La lengua de Castilla, esa en que Carlos
Quinto daba sus órdenes al mundo; la lengua de Castilla, esa que traducían
Corneille y Moliere; la lengua de Castilla, esa en que Cervantes ha escrito
para todos los pueblos de la tierra, es en el día asunto de pura curiosidad
para los anticuarios: se descifra, bien como una medalla romana encontrada
entre los escombros de una ciudad en ruina.
¿Cuándo
volverá el reinado de la reina de las lenguas?
Cuando
España vuelva a ser la señora del mundo; cuando de otra obscura Alcalá de Henares
salga otro Miguel de Cervantes: cosas difíciles, por no decir del todo
inverosímiles.
Lamartine,
que no sabía el español ni el portugués, no vacila en dar la preferencia al
habla de Camoens, llevado más del prestigio del poeta lusitano que de la ley de
la justicia.
La
lengua en que debemos hablar con Dios, ¿a cuál sería inferior?

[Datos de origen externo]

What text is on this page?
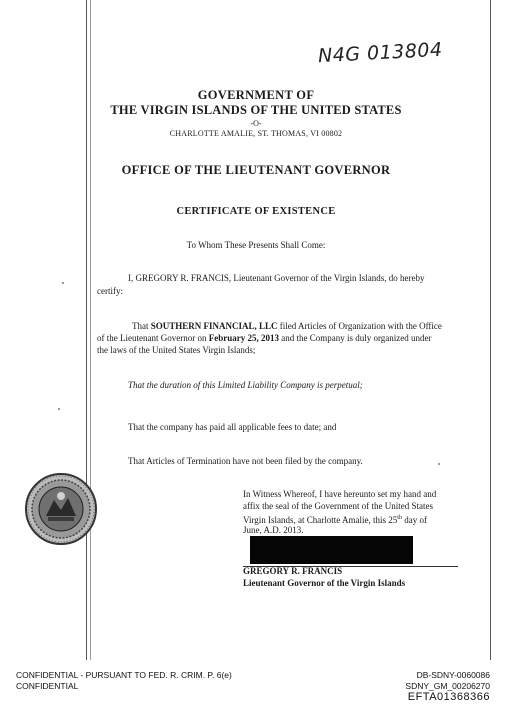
N4G 013804
GOVERNMENT OF
THE VIRGIN ISLANDS OF THE UNITED STATES
-O-
CHARLOTTE AMALIE, ST. THOMAS, VI 00802
OFFICE OF THE LIEUTENANT GOVERNOR
CERTIFICATE OF EXISTENCE
To Whom These Presents Shall Come:
I, GREGORY R. FRANCIS, Lieutenant Governor of the Virgin Islands, do hereby
certify:
That SOUTHERN FINANCIAL, LLC filed Articles of Organization with the Office
of the Lieutenant Governor on February 25, 2013 and the Company is duly organized under
the laws of the United States Virgin Islands;
That the duration of this Limited Liability Company is perpetual;
That the company has paid all applicable fees to date; and
That Articles of Termination have not been filed by the company.
In Witness Whereof, I have hereunto set my hand and
affix the seal of the Government of the United States
Virgin Islands, at Charlotte Amalie, this 25th day of
June, A.D. 2013.
GREGORY R. FRANCIS
Lieutenant Governor of the Virgin Islands
CONFIDENTIAL - PURSUANT TO FED. R. CRIM. P. 6(e)
CONFIDENTIAL
DB-SDNY-0060086
SDNY_GM_00206270
EFTA01368366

Pero no
entienden el castellano en Europa, cuando no hay galopín que no lea el francés,
ni buhonero que no profese la lengua de los pájaros.
Las
lenguas de los pueblos suben o bajan con sus armas: si el imperio alemán se
consolida y extiende sus raíces allende los mares, la francesa quedará velada y
llorará como la estatua de Niobe.
No
es maravilla que el renombre de un héroe sudamericano halle tanta resistencia
para romper por medio del ruido europeo.
Otra
razón para esta obscuridad, y no menor, es que nuestros pueblos en la infancia
no han dado todavía de sí los grandes ingenios, los consumados escritores que
con su pluma de águila cortada en largo tajo rasguean las proezas de los héroes
y ensalzan sus virtudes, elevándolos con su soplo divino hasta las regiones
inmortales.
Napoleón no sería tan grande, si Chateaubriand
no hubiera tomado sobre sí el alzarle hasta el Olimpo con sus injurias
altamente poéticas y resonantes; si de Staël no hubiera hecho gemir al mundo
con sus quejas, llorando la servidumbre de su patria y su propio destierro; si
Manzoni no le hubiera erigido un trono con su oda maravillosa; si Byron no le
hubiera hecho andar tras Julio César como gigante ciego que va tambaleando tras
un dios; si Víctor Hugo no le hubiera ungido con el aceite encantado que este
mágico celestial extrae por ensalmo del
haya y del roble, del mirto y del laurel al propio tiempo; si Lamartine no
hubiera convertido en rugido de león y en gritos de águila su tierno arrullo de
paloma, cuando hablaba de su terrible compatriota; si tantos historiadores,
oradores y poetas no hubieran hecho suyo el volver Júpiter tonante a su gran
tirano, ese Satanás divino que los obliga a la temerosa adoración con que le
honran y engrandecen.
No
se descuidan, desde luego, los hispanoamericanos de las cosas de su patria, ni
sus varones ínclitos han caído en el olvido por falta de memoria.
Restrepo
y Larrazábal han tomado a pechos el transmitir a la posteridad las obras de
Bolívar y más próceres de la emancipación; y un escritor eminente, benemérito
de la lengua hispana, Baralt, imprime las hazañas de esos héroes en cláusulas rotas
a la grandiosa manera de Cornelio Tácito, donde la numerosidad y armonía del lenguaje
dan fuerza a la expresión de sus nobles pensamientos y los acendrados
sentimientos de su ánimo.
Restrepo
y Larrazábal, autores de nota en los cuales sobresalen el mérito de la
diligencia y el amor con que han recogido los recuerdos que deben ser para
nosotros un caudal sagrado; Baralt, pintor egregio, maestro de la lengua, ha
sido más conciso, y tan solo a brochazos a bulto nos ha hecho su gran cuadro.
Yo
quisiera uno que en lugar de decirnos: «El 1. º de junio se aproximó Bolívar a
Carúpano», le tomase en lo alto del espacio, in pride of place, como hubiera
dicho Childe Hardold, y nos le mostrase allí contoneándose en su vuelo sublime.
Pero
la musa de Chateaubriand anda dando su vuelta por el mundo de los dioses, y no
hay todavía indicios de que venga a glorificar nuestra pobre morada.